* A análise dos fenômenos da memória, que Ricœur desenvolve na primeira parte de A Memória, a História, o Esquecimento (*MHE*), segue uma ordem precisa, pautada pelas perguntas “o quê, como, quem?”.
* A investigação começa com o “momento objetivo” (*MHE 4*) da memória, ou seja, com os suvenires (lembranças), que se apresentam como dados irrefutáveis (agradáveis ou desagradáveis), espelhando o início da *A Falibilidade do Humano* na síntese transcendental.
* A prioridade intencional (a pergunta “de que há lembrança?” ou “de que se lembra?”) sobre a pergunta egológica (“de quem é a memória?”) (*MHE 3*) é uma escolha com consequências significativas.
A análise intencional tem o mérito de prevenir contra a tentação de reduzir a memória ao domínio da imaginação.
Essa abordagem preserva a diferença eidética entre duas visadas intencionais irredutíveis: a da memória, que visa a anterioridade, e a da imagem, que visa a ficcionalidade.
A principal dificuldade é compreender a função propriamente temporalizante da lembrança, refletida no enunciado de Aristóteles: “a memória é do tempo,” o qual Ricœur adota como estrela guia de toda a sua investigação.
Aristóteles pavimenta o caminho para a fenomenologia da memória ao convidar à descrição dos fenômenos mnemônicos com foco nas “capacidades das quais eles constituem a efetuação 'feliz'” (*MHE 26*), e não nas deficiências ou falhas da memória.
O que se procura é pensar uma “memória feliz” ou “saudável,” cuja imagem adquire novas valências no decorrer da análise, representando as diversas facetas da capacidade fundamental de se lembrar.
A tarefa específica da fenomenologia da memória é dar conta das múltiplas formas pelas quais o “ser-do-passado” pode se manifestar.
Essa tarefa apresenta um aspecto fragmentado, mas possibilita a constituição de uma tipologia baseada nas perguntas “de que se lembra?”, “como se lembra?” e “quem se lembra?”.
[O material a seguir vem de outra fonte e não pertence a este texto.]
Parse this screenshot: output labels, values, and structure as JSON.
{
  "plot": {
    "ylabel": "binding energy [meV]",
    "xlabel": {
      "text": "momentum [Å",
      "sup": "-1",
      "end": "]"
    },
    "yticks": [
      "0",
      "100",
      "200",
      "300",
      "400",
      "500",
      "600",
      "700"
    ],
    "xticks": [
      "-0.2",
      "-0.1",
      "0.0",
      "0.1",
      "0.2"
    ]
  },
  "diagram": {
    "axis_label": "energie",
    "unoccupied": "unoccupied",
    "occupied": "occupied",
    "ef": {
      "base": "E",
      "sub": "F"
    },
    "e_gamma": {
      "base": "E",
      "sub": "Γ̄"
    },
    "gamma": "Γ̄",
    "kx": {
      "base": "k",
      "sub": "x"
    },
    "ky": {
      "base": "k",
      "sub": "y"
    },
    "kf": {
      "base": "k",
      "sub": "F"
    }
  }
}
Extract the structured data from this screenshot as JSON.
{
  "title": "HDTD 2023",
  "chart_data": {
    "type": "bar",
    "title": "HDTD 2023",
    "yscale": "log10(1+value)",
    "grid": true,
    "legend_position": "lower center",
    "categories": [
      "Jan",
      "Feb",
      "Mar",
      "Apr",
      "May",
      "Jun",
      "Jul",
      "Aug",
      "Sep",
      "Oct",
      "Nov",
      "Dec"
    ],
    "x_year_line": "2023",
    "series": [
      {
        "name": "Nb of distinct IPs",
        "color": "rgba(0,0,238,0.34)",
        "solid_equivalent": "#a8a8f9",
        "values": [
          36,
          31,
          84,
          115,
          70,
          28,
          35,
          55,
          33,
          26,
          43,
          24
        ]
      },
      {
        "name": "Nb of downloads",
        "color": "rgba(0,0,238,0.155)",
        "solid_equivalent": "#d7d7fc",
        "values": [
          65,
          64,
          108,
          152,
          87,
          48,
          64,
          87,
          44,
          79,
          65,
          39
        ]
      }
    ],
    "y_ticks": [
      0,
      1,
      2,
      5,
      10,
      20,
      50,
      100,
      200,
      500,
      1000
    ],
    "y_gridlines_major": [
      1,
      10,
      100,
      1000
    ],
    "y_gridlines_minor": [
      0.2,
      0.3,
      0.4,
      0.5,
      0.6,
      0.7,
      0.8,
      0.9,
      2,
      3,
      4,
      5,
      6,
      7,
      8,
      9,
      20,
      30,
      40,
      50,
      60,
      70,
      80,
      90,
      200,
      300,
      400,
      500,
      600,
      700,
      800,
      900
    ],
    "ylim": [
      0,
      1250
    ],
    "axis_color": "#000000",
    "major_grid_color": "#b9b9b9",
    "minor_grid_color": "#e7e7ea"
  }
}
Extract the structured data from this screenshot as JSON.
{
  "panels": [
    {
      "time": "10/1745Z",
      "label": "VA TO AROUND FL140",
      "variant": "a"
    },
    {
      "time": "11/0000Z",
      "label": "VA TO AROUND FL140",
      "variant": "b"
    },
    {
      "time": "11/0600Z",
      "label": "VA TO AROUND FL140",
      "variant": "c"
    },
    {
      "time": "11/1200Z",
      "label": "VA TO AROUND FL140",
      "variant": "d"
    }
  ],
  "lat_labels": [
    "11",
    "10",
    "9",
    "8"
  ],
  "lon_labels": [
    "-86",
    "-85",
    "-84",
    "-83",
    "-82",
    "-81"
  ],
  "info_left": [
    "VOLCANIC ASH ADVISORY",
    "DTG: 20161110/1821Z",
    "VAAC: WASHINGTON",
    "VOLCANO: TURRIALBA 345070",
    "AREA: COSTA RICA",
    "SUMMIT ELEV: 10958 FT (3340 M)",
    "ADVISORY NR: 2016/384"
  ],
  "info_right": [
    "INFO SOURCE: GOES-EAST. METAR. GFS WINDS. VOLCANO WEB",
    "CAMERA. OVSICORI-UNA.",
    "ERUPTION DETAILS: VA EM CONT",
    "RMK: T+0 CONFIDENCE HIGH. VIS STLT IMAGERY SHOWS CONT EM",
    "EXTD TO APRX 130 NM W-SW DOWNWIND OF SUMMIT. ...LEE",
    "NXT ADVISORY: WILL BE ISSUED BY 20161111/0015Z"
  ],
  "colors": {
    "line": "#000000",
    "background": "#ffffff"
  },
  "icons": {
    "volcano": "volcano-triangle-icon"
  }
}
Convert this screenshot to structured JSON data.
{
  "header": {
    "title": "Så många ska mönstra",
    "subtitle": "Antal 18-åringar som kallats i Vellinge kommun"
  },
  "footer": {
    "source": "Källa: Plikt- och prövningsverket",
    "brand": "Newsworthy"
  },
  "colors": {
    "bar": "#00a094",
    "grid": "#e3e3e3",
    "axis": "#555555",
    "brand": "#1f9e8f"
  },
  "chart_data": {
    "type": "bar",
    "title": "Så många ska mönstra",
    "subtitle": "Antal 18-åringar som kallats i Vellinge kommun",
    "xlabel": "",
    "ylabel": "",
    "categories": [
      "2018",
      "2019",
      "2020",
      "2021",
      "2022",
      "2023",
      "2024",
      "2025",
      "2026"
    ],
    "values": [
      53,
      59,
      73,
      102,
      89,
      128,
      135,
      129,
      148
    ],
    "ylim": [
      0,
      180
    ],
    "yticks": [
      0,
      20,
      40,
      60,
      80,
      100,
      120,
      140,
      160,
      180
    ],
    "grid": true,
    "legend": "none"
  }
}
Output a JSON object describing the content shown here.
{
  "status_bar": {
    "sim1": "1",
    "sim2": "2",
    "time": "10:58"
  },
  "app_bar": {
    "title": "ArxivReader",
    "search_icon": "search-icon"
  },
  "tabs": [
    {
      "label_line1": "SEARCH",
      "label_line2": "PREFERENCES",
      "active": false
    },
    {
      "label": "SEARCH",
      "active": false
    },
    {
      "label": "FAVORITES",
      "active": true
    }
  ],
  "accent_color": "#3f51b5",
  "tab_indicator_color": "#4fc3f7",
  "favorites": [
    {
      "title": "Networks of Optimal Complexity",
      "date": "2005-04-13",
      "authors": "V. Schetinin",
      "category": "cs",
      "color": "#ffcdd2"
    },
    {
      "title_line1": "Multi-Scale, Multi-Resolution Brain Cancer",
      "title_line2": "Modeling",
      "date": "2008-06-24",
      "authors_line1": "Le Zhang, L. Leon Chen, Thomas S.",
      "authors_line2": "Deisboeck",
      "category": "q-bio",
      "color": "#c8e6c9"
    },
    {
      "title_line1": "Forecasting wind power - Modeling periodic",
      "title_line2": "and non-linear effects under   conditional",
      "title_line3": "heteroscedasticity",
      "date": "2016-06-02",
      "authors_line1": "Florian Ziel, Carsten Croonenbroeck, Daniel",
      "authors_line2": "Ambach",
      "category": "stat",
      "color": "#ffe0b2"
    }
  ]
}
Mesmo a análise dos noemas (o conteúdo da lembrança) impõe a introdução de diferenças na multiplicidade dos suvenires.
Há uma questão sobre a ênfase a ser dada: nos eventos singulares e não repetíveis (como enfatiza Claude Romano em sua “hermenêutica eventuária”) ou nas semelhanças típicas entre fatos e objetos que tornam possível a “orientação” e o “reconhecimento”.
Ao considerar as formas como a lembrança adere (ou não) ao passado, Ricœur evidencia várias polaridades oposicionais importantes, a começar pela polaridade bergsoniana da “memória-hábito” e da “memória-lembrança”.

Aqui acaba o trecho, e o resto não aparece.